Cruel Literary Criticism in 17th-C England

England’s Star Chamber punished Dr. Alexander Leighton in 1630. Leighton had attacked the episcopal system of the Church of England in Syon’s Plea against Prelacy (1628). The Star Chamber was a secretive court controlled by King Charles I. A Scottish minister, Leighton was committed to Fleet Prison for life and required to pay a fine of £10,000 to the king. He was also degraded from the ministry and brought to the pillory at Westminster.

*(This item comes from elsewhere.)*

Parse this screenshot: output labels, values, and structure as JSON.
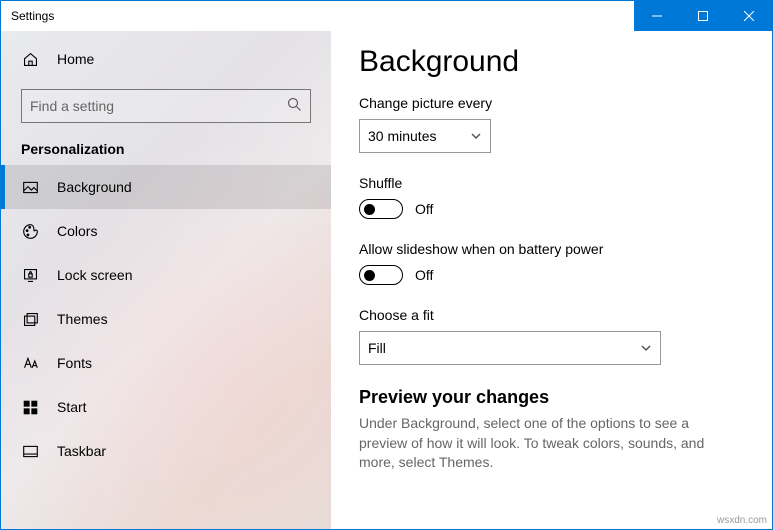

The court ordered him “whipped, and after the whipping to have one of his ears cut, one side of his nose slit, and be branded in the face with the letters S.S., signifying Sower of Sedition.” After a few days he was to be taken to the pillory at Cheapside on a market-day, “and be there likewise whipped, and have the other ear cut off, and the other side of his nose slit, and then to be shut up in prison for the remainder of his life, unless his Majesty be graciously pleased to enlarge [free] him.”

Such sentences were intended to deter authors from criticizing the government. America’s founders included freedom of speech in the Bill of Rights to prevent such abuses. As Ditchfield says, “Maiming an author, cutting off his hands, or ears, or nose, seems to have been a favorite method of criticism in the sixteenth century.”